I have another theory for why the Linux desktop and Firefox are not winning: it's because they kinda suck. Don't shoot just yet; I use Firefox and Linux all day, every day, and Firefox is in relatively good shape nowadays despite Mozilla seeming to always piss away any opportunity and goodwill they have. But, for-profit corporations have more money, more people and move faster. Competing with Google and Microsoft is hard. Open source can never beat Microsoft and Google at their own game.
However, what open source can do is beat them at games they're not playing. While corporations move fast, open source endures. In the longer term, I believe many prominent open source projects will rise to the top, as we've seen with a select few. Look, I don't expect a "year of the Linux desktop", but if it does happen, it won't be what most people were expecting in the 2000s. Microsoft's enshittification will most likely just lead to a situation where Linux wins by doing nothing, so to speak... I think we're going to see a lot more of that as the software industry slows down.
But honestly, the fact that these behemoth projects exist is a testament to it's success. I don't expect an offshoot to be able to replicate its success, less surpass it. Before people jump on board, I think there really needs to be some more convincing arguments for why we should abandon a movement this successful for an unproven alternative. It's not unfathomable... but personally, I remain unconvinced.

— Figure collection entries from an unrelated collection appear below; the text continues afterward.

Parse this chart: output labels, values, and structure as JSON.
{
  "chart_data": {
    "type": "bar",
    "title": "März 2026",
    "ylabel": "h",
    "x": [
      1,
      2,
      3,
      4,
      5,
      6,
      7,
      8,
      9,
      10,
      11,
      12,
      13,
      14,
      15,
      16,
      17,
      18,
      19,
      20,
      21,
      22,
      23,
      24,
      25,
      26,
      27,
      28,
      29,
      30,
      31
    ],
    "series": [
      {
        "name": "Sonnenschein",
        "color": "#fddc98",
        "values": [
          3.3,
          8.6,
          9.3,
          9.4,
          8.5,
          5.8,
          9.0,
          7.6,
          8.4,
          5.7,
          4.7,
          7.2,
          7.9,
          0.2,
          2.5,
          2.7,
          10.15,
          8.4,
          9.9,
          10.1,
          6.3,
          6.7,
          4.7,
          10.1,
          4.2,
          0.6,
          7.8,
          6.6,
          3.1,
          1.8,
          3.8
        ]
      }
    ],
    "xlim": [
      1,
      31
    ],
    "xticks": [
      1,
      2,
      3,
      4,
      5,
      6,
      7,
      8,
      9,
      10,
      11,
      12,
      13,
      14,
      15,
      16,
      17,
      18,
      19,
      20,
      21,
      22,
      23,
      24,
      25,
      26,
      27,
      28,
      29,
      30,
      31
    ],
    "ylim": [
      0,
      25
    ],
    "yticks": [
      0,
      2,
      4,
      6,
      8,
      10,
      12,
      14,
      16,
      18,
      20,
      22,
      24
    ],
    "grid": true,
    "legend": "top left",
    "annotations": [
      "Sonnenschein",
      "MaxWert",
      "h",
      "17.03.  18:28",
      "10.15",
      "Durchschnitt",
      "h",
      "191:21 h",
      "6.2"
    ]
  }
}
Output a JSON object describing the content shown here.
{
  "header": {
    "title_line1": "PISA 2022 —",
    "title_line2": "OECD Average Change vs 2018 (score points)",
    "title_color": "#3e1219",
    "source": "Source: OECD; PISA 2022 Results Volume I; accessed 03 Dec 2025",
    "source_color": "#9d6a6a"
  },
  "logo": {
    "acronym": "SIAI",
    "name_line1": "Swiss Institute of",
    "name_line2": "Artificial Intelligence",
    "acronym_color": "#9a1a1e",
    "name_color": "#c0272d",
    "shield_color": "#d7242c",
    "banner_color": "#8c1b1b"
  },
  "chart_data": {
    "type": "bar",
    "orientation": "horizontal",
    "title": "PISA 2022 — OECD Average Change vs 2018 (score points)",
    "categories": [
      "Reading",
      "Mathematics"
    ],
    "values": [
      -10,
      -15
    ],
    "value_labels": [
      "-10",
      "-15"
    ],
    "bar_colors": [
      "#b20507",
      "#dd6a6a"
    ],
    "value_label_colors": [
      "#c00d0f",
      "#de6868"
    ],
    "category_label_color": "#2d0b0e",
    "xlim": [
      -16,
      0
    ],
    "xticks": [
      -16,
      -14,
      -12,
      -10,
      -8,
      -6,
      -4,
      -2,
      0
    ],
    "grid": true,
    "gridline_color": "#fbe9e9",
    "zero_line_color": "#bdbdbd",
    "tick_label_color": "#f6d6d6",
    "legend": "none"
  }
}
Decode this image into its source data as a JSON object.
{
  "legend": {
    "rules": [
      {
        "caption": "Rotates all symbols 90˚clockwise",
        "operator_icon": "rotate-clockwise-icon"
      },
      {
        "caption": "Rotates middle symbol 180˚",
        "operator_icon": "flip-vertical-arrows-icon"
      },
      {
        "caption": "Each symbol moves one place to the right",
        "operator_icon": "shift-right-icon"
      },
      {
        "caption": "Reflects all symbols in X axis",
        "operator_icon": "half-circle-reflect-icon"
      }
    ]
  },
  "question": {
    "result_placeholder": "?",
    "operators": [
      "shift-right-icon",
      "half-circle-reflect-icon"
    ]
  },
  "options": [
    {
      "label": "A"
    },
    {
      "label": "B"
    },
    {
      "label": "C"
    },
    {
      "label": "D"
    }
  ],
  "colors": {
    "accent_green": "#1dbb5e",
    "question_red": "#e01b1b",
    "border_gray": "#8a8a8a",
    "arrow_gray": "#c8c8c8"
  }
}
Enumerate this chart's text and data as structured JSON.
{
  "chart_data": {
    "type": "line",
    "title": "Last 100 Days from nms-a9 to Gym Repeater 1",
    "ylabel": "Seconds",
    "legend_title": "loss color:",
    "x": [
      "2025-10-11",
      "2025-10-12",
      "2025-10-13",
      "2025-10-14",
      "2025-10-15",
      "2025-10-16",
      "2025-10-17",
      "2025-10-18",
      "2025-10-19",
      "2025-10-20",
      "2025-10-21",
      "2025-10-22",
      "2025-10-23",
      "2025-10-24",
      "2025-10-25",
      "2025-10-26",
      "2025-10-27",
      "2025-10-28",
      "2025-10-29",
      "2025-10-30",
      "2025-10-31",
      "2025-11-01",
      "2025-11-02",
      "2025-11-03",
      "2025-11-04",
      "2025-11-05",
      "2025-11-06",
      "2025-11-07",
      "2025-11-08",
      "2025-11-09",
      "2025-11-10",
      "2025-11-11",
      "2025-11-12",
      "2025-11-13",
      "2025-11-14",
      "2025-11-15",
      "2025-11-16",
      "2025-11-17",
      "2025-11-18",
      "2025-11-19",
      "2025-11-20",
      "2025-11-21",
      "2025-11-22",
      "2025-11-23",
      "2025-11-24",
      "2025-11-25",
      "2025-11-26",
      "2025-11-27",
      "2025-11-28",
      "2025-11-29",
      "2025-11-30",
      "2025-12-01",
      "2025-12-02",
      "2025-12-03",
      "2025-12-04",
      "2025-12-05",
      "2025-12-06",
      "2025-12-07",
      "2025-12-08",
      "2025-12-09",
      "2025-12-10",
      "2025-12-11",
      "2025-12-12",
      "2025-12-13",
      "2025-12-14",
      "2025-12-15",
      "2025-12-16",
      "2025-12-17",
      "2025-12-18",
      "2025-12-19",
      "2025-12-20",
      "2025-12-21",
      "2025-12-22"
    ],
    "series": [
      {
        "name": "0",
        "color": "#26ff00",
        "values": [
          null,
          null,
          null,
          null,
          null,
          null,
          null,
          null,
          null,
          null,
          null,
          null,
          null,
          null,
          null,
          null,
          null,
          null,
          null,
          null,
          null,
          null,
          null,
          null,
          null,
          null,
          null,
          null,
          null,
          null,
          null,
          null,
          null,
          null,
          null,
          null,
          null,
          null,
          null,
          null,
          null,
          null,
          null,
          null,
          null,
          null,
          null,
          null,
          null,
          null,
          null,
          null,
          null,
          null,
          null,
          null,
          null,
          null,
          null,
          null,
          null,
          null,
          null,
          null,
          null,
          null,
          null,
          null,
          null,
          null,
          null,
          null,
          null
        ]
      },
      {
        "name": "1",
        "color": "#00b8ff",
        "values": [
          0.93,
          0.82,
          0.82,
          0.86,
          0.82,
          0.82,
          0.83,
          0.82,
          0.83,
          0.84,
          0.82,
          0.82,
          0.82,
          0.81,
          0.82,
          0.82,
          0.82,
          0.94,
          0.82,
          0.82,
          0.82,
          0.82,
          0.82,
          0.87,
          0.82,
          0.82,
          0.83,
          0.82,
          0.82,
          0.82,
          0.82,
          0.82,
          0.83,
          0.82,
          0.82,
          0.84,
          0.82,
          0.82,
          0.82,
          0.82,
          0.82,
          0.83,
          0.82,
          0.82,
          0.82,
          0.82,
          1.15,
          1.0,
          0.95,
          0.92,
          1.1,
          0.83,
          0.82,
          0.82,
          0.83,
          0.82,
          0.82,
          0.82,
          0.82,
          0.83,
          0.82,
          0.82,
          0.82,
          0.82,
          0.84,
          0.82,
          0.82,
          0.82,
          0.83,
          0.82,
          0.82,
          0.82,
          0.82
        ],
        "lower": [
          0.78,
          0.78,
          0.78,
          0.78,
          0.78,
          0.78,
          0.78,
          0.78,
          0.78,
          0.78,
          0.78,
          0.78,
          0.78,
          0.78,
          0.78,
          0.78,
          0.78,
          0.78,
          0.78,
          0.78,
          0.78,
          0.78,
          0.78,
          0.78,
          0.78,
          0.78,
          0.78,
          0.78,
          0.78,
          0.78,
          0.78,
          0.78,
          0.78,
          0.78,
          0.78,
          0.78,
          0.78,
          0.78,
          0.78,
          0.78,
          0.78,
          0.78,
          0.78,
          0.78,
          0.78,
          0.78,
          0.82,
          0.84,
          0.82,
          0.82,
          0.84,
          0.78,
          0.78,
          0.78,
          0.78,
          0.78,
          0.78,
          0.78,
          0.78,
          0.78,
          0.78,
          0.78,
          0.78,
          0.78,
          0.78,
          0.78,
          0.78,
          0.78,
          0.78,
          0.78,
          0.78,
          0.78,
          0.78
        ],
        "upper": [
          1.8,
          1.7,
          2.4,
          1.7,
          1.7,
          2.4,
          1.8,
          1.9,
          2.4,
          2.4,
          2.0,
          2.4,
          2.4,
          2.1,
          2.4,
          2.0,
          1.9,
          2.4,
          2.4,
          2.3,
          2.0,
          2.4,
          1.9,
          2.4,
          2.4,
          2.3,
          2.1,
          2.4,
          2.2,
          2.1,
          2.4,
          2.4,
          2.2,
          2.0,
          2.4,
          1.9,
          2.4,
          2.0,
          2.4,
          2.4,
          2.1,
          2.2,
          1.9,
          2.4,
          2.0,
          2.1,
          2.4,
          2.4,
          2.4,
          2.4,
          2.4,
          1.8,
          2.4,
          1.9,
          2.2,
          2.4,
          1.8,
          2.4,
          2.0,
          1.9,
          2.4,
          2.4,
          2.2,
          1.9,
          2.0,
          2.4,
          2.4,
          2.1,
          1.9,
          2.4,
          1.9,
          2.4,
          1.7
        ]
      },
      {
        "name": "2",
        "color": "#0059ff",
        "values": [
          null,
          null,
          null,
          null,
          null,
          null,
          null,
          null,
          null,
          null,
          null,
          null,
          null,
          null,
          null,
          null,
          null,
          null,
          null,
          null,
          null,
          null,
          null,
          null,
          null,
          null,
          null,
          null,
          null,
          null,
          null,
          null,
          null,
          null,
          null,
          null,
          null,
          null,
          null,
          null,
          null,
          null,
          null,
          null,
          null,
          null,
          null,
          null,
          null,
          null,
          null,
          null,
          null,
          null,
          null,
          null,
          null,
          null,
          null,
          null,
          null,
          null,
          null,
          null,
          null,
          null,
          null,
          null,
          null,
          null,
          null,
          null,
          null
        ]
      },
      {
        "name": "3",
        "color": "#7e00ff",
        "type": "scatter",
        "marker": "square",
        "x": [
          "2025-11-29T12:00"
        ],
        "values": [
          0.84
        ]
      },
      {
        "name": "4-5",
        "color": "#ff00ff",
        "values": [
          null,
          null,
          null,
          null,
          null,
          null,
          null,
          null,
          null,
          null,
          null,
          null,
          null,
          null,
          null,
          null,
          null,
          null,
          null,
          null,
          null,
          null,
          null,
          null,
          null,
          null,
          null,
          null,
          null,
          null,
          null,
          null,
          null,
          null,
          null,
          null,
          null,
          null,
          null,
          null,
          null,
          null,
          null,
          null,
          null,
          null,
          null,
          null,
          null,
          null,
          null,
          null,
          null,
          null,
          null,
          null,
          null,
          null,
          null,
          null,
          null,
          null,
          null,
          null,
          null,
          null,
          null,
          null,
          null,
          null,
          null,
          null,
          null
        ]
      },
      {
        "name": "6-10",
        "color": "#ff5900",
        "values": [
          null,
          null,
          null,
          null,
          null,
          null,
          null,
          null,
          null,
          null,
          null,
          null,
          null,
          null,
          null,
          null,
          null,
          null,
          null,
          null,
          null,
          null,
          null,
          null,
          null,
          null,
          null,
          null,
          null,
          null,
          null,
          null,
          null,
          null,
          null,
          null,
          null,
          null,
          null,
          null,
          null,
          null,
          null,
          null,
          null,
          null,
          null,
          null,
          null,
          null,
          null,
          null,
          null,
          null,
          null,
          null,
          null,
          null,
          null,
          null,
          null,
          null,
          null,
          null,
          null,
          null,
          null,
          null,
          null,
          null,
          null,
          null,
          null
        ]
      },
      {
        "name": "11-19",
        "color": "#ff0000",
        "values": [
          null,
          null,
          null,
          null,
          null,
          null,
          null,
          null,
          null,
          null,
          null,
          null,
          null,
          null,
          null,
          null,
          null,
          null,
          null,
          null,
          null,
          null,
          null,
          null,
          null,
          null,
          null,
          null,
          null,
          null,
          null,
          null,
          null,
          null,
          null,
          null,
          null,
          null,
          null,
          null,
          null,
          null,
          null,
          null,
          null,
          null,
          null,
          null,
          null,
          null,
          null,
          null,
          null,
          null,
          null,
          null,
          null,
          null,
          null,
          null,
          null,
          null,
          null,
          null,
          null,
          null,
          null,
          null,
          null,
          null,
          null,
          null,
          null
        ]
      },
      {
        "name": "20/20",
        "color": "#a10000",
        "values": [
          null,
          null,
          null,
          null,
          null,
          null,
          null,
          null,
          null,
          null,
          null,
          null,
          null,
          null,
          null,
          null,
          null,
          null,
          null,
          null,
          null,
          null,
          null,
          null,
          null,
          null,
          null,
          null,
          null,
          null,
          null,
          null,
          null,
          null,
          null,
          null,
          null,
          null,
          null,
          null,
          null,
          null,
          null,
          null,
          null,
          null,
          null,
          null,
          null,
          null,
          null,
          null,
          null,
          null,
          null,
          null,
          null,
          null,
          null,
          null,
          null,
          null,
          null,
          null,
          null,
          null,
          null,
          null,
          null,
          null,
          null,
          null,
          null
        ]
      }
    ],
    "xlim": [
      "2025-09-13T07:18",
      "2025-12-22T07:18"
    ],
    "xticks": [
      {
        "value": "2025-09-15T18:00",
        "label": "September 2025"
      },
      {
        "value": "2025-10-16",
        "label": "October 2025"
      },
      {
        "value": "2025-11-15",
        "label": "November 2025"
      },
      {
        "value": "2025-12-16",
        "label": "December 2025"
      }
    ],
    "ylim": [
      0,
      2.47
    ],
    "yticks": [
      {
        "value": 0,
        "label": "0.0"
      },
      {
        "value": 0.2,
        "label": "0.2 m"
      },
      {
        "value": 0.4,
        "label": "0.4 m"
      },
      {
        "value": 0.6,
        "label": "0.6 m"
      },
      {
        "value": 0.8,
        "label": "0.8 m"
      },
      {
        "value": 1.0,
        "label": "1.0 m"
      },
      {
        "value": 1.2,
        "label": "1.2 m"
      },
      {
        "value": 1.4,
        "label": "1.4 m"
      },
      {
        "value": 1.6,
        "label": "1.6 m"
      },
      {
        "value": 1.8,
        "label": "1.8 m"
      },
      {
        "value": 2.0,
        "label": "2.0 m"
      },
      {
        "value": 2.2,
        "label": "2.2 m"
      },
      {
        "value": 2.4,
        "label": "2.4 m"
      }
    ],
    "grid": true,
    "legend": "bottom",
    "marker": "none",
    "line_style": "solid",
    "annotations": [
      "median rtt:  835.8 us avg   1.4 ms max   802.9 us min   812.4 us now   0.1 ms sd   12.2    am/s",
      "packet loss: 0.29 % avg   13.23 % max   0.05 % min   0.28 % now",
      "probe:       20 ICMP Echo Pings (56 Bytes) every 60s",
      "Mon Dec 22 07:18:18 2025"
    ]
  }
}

There are exceptions, but the ideology of OSS resists attempts to make good products. Or, rather, people who are associated with the OSS ideology fail to build products.
A couple minor issues: the AGPL and similar licenses exist and have been effective at stopping classes of appropriation, and the cake quote is the common misconception. It's referring to the nutritious leftovers usually discarded, and free software means the corporate code deemed nonessential enough to release under free licenses gets spread around, so let's eat that delicious free software cake.
It claims FOSS isn't winning because it's stuck in the hackers for hackers mindset.
But the two big examples it gives for FOSS not winning are Firefox vs. Chrome and the Linux desktop.
But Firefox and Chrome are more or less the same product. The reason Chrome won is because it is faster. The difference is smaller now, but for a long time it was significantly faster, and that trained a lot of people to automatically install Chrome.
The Linux desktop is a different discussion. But even here, it's mostly a network effect. If you put a layman in front of a fresh Linux Mint install, and in front of a fresh Windows install, I don't think they'd have much of a problem with Mint.
But most laymen aren't laymen, they're Windows power users, to a certain extent, because that's what they've been using their whole life.
So I don't see how having a less hacker-for-hacker mindset could help either of these fights.